Demand characteristics typically involve the presence of information that should not be there, that is, information that tells respondents what to do, while undercutting their true preferences. The inverse problem to demand characteristics is harder to spot — and it doesn't even have a name. When respondents are given too little information, their task is underdetermined or even indeterminate. Giving respondents only one of the three numbers of birds might just have created this kind of problem, which respondents solved simply by reaching into their hypothetical wallets to express how much they care about contributing to ecological relief.
The identifiable victim
If given a budget, people donate more to help a specific individual than to help people in the aggregate.

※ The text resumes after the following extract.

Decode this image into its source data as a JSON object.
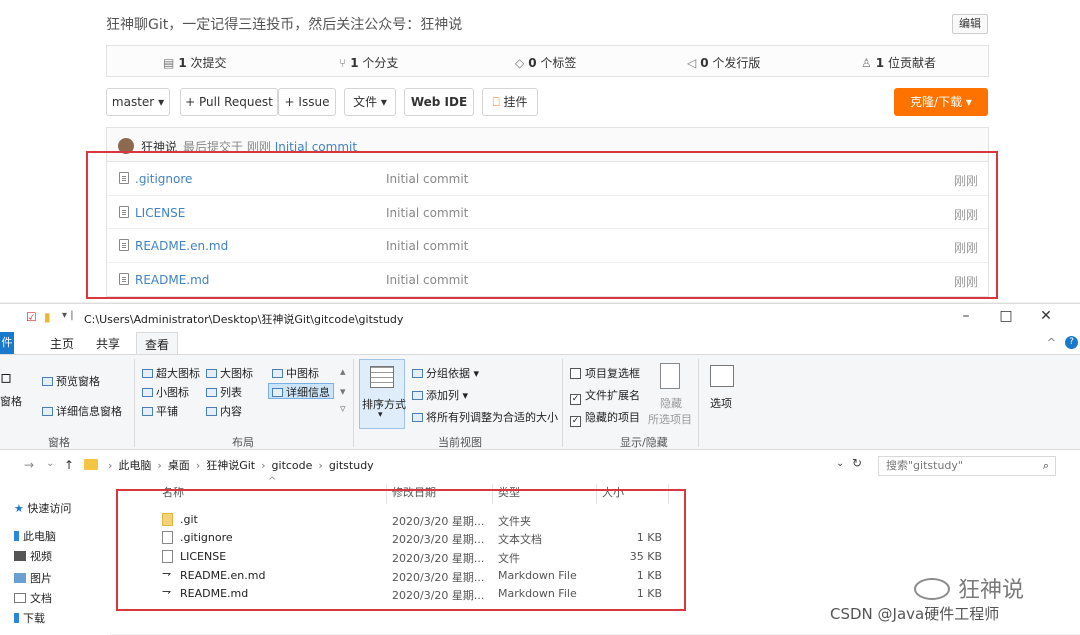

This is the identifiable victim effect (Small et al., 2007). To eliminate the difference, one would hope that people can be made to give more to the statistical victim. Small et al., however, found that when respondents were informed about the identifiable victim effect, they ended up giving less to the individual, a result the authors call “perverse.”
Why did the identifiable victim effect occur in the Small et al. study? The narratives presented to the respondents provide a clue. Whereas the identified victim is said to receive food, education, and medical care, the statistical victim will only receive food (see the appendix on p. 152). Relatedly, one might ask if it is better to distribute very small amounts of assistance over a large number of victims or bundle the assistance and give it to one. The difference might be between no life saved and one life saved. "If you want to help, focus your efforts" is a rule of thumb that can be rational under some circumstances.
The real problem with the identifiable victim is that many donors end up over-volunteering (Krueger, 2019). When Baby Jessica fell into a well, she received a total of $700,000 in aid. The problem of over-helping is avoided when donors can assume that their donation will go to one victim, while other donors’ money will go to other victims, an expectation that is raised in the Small et al. narrative.
Bazerman, M. H. (2020). Better, not perfect: A realist’s guide to maximum sustainable goodness. HarperCollins.
Driver, J. (2014). The history of utilitarianism. In E. N. Zalta (ed.), The Stanford Encyclopedia of Philosophy. https://plato.stanford.edu/entries/utilitarianism-history/
Krueger, J. I. (2019). The vexing volunteer’s dilemma. Current Directions in Psychological Science, 28. 53-58.
Krueger, J. I., Heck, P. R., Evans, A. M., & DiDonato, T. E. (2020). Social game theory: Preferences, perceptions, and choices. European Review of Social Psychology, 31, 322-353.
Small, D. A., Loewenstein, G., & Slovic, P. (2007). Sympathy and callousness: The impact of deliberative thought on donations to identifiable and statistical victims. Organizational Behavior and Human Decision Processes, 102, 143-153.